A ring of radius r has charge Q. A length dl is cut from it. Find the electric field at the centre.
A. zero
B. $\dfrac{Qdl}{2\pi {{r}^{2}}{{\varepsilon }_{0}}}$
C. $\dfrac{Qdl}{2\pi {{r}^{3}}{{\varepsilon }_{0}}}$
D. $\dfrac{Qdl}{8{{\pi }^{2}}{{r}^{3}}{{\varepsilon }_{0}}}$

Answer 1

The electric field due to the full ring is zero at centre so we need to start from this result and arrive at the desired result we want to find, also the charge is wholly concentrated at the periphery of the ring and no charge is at the centre.

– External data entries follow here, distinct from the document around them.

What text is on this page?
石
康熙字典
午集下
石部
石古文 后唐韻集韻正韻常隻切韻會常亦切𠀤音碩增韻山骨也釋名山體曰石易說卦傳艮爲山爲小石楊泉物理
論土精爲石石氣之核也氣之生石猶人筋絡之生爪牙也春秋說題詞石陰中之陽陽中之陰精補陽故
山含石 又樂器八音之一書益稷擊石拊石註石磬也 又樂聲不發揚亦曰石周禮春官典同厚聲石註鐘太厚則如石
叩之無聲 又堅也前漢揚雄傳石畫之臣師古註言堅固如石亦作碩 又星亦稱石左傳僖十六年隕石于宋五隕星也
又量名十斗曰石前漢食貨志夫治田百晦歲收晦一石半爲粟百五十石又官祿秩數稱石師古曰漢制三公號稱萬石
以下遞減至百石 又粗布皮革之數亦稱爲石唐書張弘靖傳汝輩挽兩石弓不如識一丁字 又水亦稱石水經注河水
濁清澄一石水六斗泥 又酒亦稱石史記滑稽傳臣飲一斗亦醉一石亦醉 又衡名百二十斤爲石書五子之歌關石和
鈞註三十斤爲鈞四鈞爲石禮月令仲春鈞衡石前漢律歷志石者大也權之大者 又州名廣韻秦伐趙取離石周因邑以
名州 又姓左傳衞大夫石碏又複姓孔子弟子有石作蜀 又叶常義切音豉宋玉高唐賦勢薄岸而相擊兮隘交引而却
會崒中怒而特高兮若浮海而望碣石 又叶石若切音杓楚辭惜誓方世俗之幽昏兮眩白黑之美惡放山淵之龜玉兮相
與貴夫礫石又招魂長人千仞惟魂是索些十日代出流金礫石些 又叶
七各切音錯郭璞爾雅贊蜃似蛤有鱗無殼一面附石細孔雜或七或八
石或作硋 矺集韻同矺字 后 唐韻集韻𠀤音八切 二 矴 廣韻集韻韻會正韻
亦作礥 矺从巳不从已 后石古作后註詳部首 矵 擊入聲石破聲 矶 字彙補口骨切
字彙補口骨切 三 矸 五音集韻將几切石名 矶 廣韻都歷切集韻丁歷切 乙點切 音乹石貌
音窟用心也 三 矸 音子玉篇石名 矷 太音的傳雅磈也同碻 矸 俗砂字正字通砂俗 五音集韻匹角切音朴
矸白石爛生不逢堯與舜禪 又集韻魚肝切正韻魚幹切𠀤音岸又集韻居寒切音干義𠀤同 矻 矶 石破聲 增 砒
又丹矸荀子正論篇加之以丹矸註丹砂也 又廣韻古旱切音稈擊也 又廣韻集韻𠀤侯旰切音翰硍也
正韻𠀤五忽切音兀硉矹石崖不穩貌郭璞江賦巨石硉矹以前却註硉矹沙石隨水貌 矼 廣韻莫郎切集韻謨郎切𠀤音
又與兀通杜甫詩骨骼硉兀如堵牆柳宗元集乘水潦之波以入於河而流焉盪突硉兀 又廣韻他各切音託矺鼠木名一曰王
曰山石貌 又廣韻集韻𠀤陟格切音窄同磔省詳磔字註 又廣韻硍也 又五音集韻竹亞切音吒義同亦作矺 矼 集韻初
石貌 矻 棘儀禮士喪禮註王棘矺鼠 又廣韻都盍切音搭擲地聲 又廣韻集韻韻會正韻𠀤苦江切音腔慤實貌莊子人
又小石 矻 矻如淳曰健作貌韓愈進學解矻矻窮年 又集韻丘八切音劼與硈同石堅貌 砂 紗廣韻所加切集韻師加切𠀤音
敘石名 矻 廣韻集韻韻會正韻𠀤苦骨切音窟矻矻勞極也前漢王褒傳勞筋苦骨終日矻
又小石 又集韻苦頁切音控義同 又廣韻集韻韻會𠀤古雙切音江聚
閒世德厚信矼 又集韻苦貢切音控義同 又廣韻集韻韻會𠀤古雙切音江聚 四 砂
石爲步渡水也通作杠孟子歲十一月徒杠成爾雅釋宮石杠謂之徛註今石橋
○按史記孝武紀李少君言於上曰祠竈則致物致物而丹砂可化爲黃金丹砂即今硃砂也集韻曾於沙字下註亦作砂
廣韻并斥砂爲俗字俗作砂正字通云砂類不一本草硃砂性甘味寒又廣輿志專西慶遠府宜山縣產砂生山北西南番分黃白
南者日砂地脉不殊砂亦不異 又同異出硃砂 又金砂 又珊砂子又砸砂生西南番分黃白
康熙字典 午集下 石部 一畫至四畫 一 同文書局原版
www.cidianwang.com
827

Complete step by step answer:
We know that the electric field due to the entire ring at the centre is zero, so due to some portion of the ring it will be non-zero. Hence, option (D) is incorrect.
Now an arc of length dl is cut and we need to find the electric field due to this arc at the centre.
Total charge on the ring= Q
Total length= $2\pi r$
So, charge per unit length gives us linear charge density, $\lambda =\dfrac{Q}{2\pi r}$
Now charge on length dl= $dq=\dfrac{Q}{2\pi r}\times dl$
Now we know electric field due to a charge is given by $E=\dfrac{1}{4\pi {{\varepsilon }_{0}}}\dfrac{dq}{{{r}^{2}}}$
Substituting the value, we get $E=\dfrac{1}{4\pi {{\varepsilon }_{0}}}\dfrac{Qdl}{2\pi {{r}^{3}}}=\dfrac{Qdl}{8{{\pi }^{2}}{{\varepsilon }_{0}}{{r}^{3}}}$

So, the correct answer is “Option D”.

Note:
While doing such problems it is advisable to look at the symmetry. If there exists a symmetry then it becomes quite easier to solve the problem. We can divide the charge into charge per unit length, charge per unit area and charge per unit volume. Also, if due to complete symmetry the result comes out to be zero then by removing a certain portion of charge distribution, we again use symmetry to solve the problem.